Si l'on disait que cet appel à la conciliation est étrange dans ma bouche, je citerai pour toute réponse un passage d'un discours que je prononçai le 11 janvier 1836, avant la dissolution du ministère du 14 octobre, et quand je le savais déjà travaillé par les fatales dissensions qui, à la grande joie de ceux qui n'aiment point les ministères forts, ont bientôt amené sa maladie et sa mort. Voici comme je m'exprimai à cette époque :

« Avant de descendre de cette tribune, permettez-moi une dernière réflexion. On parle beaucoup depuis un an de réconciliation générale et de fusion des partis ; et pour premier acte de cette réconciliation, pour commencement de cette fusion, on ne songe qu'à diviser des hommes qui depuis dix ans combattent ensemble, soit pour la liberté, soit pour l'ordre, des hommes qui, après s'être unis contre le dernier gouvernement, se sont unis encore pour défendre et maintenir le gouvernement actuel.

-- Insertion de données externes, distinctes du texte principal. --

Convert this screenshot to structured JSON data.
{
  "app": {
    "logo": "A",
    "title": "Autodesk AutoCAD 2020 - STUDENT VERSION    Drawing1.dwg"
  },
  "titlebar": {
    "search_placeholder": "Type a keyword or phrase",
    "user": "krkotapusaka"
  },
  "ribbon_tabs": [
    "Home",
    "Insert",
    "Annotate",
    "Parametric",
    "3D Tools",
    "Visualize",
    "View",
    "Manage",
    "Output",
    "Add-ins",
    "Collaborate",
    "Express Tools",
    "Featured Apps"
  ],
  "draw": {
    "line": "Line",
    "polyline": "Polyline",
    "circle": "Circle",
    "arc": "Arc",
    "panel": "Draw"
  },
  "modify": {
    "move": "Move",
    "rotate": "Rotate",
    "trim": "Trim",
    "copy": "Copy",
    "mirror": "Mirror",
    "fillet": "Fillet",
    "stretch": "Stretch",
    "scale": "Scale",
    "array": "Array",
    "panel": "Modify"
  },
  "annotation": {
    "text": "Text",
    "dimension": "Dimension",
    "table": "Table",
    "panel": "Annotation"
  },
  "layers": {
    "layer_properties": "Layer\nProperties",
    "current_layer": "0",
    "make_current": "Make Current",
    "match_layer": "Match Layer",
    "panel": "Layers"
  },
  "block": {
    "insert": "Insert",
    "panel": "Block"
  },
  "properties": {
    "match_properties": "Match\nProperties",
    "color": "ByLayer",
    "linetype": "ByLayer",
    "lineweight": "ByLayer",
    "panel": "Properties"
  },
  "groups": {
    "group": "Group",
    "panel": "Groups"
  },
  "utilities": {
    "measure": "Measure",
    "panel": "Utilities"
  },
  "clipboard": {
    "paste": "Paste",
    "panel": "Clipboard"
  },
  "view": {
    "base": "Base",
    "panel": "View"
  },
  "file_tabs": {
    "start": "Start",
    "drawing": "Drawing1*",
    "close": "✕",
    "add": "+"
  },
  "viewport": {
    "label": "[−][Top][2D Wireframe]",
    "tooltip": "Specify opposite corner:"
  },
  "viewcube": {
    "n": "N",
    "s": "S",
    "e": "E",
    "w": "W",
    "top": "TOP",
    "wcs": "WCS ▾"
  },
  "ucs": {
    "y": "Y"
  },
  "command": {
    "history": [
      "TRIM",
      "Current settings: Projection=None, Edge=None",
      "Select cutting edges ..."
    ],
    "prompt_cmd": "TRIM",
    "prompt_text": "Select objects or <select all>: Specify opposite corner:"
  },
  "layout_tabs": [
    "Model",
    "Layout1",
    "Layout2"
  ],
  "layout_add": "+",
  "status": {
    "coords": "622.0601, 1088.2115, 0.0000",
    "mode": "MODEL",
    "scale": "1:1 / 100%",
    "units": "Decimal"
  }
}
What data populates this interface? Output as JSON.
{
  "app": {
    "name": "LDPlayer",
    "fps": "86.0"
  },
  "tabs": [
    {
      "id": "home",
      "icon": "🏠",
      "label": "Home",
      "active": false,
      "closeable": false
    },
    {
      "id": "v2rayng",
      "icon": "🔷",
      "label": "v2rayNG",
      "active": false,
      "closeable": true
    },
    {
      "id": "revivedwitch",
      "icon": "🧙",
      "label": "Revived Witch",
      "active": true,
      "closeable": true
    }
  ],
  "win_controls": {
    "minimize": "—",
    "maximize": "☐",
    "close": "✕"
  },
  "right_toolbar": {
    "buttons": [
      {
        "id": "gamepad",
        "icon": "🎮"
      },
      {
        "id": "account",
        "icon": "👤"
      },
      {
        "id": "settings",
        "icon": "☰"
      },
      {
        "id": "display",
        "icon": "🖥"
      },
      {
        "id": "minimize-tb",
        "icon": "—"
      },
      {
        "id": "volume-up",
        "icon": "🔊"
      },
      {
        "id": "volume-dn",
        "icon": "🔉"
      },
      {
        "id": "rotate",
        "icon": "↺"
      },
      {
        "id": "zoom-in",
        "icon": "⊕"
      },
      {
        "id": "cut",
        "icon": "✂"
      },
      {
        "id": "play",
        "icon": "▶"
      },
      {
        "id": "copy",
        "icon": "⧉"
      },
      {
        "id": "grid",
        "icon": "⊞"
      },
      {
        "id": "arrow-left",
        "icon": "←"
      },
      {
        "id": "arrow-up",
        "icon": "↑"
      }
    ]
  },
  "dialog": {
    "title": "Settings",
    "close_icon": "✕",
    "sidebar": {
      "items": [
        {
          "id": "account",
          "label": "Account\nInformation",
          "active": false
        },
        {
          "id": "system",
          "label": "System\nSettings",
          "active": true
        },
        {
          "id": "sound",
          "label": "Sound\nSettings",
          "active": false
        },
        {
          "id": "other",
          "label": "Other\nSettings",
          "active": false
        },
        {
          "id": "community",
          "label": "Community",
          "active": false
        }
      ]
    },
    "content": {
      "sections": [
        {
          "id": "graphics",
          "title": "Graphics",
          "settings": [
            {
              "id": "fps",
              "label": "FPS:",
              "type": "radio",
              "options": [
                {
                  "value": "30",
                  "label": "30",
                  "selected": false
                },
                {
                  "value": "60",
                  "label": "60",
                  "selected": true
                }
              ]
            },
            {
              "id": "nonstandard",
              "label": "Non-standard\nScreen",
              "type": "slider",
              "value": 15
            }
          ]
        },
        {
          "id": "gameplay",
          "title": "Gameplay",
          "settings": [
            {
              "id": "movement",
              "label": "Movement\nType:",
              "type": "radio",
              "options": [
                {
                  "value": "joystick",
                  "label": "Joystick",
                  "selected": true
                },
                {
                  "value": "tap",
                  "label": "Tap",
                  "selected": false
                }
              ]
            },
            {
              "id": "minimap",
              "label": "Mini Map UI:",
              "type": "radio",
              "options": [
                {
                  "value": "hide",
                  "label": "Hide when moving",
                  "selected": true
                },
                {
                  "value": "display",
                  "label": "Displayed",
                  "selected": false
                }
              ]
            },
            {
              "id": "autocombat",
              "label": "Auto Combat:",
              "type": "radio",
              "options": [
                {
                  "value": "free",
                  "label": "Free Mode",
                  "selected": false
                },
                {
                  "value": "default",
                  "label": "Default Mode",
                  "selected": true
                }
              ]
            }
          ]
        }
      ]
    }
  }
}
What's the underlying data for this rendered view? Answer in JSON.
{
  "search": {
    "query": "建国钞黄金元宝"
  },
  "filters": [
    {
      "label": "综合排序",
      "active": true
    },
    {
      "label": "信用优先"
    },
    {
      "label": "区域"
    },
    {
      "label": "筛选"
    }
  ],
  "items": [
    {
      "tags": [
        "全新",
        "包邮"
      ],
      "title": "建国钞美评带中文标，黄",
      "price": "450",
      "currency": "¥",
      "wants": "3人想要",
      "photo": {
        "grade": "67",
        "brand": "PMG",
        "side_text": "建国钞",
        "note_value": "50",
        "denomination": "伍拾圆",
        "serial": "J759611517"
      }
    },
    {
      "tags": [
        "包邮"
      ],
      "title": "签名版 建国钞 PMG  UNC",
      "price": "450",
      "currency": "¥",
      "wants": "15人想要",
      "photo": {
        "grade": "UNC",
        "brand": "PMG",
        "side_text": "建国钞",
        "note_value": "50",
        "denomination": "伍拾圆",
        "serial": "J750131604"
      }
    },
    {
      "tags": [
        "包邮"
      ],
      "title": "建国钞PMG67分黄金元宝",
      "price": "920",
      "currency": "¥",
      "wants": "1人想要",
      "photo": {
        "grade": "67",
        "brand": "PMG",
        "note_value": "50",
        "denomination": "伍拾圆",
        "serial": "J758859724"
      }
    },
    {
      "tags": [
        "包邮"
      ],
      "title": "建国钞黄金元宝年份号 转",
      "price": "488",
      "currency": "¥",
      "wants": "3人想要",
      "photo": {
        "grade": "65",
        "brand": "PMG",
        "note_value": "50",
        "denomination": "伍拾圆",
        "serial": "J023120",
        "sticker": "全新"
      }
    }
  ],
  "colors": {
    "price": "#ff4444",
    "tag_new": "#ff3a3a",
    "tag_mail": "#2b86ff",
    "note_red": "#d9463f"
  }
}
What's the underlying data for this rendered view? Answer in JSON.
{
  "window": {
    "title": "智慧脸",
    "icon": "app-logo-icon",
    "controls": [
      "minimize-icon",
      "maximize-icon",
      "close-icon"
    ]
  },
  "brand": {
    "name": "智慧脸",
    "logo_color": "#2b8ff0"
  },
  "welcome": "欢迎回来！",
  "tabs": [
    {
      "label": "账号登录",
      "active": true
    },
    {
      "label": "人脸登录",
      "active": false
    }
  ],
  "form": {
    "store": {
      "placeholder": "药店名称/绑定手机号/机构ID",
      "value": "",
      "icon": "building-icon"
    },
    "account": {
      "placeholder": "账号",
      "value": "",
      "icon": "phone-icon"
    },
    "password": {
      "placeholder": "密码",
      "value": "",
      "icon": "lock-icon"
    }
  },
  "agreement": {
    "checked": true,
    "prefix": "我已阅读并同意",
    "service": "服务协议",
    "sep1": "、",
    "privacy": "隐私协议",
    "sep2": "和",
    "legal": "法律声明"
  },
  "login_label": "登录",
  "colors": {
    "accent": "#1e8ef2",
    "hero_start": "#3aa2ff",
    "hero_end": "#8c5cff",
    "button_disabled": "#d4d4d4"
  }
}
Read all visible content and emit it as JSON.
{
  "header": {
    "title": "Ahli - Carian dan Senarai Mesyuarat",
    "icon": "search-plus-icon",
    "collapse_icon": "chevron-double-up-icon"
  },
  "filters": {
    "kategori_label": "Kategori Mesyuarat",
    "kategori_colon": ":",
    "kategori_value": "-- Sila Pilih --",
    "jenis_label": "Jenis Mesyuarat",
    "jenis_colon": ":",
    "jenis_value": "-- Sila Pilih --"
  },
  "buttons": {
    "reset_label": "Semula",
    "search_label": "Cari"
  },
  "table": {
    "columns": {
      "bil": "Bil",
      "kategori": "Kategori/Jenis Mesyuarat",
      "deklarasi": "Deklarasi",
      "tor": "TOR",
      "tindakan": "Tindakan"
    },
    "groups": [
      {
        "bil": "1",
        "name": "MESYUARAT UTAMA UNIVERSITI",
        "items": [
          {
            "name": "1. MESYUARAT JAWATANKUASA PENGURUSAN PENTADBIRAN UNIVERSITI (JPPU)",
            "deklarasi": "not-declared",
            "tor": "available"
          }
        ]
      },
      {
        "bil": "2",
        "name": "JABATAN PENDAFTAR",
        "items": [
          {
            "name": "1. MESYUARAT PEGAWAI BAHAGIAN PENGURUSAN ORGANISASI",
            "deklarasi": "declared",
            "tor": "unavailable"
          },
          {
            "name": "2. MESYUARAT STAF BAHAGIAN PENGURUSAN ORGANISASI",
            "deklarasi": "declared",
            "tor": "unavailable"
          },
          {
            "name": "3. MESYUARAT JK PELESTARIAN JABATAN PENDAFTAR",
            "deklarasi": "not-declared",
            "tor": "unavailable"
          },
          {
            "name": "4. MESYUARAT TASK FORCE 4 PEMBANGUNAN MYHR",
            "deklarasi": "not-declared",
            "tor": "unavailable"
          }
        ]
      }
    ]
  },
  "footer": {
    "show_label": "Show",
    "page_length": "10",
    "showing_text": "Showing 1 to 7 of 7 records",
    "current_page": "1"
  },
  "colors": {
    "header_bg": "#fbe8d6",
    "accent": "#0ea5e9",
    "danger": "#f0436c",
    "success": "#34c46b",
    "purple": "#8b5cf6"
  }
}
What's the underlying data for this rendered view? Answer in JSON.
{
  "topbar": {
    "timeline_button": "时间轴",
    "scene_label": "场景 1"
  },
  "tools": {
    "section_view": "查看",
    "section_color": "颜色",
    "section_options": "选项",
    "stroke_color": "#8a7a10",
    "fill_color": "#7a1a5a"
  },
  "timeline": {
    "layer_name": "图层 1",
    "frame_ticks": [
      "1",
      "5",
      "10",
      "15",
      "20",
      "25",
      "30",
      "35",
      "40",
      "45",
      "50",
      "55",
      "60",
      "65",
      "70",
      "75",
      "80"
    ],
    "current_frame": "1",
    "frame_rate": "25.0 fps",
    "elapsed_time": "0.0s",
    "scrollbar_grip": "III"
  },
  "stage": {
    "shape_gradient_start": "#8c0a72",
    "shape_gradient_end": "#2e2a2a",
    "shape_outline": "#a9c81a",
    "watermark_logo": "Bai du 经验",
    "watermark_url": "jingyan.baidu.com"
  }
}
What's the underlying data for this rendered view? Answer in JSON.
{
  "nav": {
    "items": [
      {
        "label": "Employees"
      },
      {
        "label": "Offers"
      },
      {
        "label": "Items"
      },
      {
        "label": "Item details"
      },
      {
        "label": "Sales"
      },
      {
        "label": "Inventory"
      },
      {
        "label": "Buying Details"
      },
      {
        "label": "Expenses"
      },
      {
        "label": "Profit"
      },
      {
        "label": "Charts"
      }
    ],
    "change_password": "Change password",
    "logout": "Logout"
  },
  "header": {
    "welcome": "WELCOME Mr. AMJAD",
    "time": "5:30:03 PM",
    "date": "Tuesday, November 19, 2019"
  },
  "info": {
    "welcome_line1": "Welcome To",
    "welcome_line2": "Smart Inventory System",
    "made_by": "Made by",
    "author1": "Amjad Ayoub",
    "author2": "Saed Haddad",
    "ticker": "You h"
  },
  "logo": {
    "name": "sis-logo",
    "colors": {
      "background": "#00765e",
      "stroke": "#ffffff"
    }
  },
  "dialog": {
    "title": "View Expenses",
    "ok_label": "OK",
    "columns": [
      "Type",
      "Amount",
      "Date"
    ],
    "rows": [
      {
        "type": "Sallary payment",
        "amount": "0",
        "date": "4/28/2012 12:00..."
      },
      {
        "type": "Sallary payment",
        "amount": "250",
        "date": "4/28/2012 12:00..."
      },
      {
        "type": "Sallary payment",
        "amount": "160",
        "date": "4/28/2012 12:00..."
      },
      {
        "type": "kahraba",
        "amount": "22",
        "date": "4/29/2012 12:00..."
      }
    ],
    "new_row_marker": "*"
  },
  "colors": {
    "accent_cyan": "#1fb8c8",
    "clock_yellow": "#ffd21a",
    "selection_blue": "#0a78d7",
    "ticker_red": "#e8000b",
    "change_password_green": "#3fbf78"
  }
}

» Pour apprécier sainement la révolution de juillet, il ne faut pas oublier pourtant qu'elle a été faite et par ceux qui avaient toujours repoussé la Restauration, comme antipathique aux sentiments et aux intérêts nationaux, et par ceux qui l'avaient un moment acceptée sous la condition qu'elle accepterait elle-même les grands résultats de la révolution, et qu'elle donnerait à la France le gouvernement représentatif vrai. Il ne faut pas oublier, en un mot, qu'au 27 juillet 1830, deux éléments ont concouru à la victoire, l'un plus révolutionnaire, l'autre plus libéral. Que veut-on donc, quand, fouillant le passé, on va chercher dans l'origine et les antécédents de chacun, de prétendus motifs de désunion ? Que veut-on quand, s'acharnant obstinément sur ces divergences plutôt apparentes que réelles, on en tire la conséquence qu'une scission doit s'opérer et que dans l'intérêt sans doute de la réconciliation générale, il faut que la majorité se fractionne ? S'il est vrai que dans la majorité, les uns représentent plus particulièrement la portion de la France qui ne voulait à aucun-prix des Bourbons de la branche aînée, les autres la portion qui les eût acceptés s'ils avaient voulu gouverner loyalement et constitutionnellement, c'est une preuve que la majorité est fidèle à son origine, puisqu'elle contient, dans ce qu'ils ont de sage et de modéré, les deux éléments qui, après-avoir concouru à fonder le gouvernement actuel, doivent aussi concourir à le maintenir. (Très-bien! Très-bien!) Quand ils se donnent tant de [p.108] peine pour séparer ces deux éléments, nos adversaires, au reste, savent bien ce qu'ils font ; mais c'est à nous à rendre vaines toutes leurs tentatives, c'est à nous à répondre à leurs prophéties de désunion par une union plus intime, plus inébranlable que jamais. »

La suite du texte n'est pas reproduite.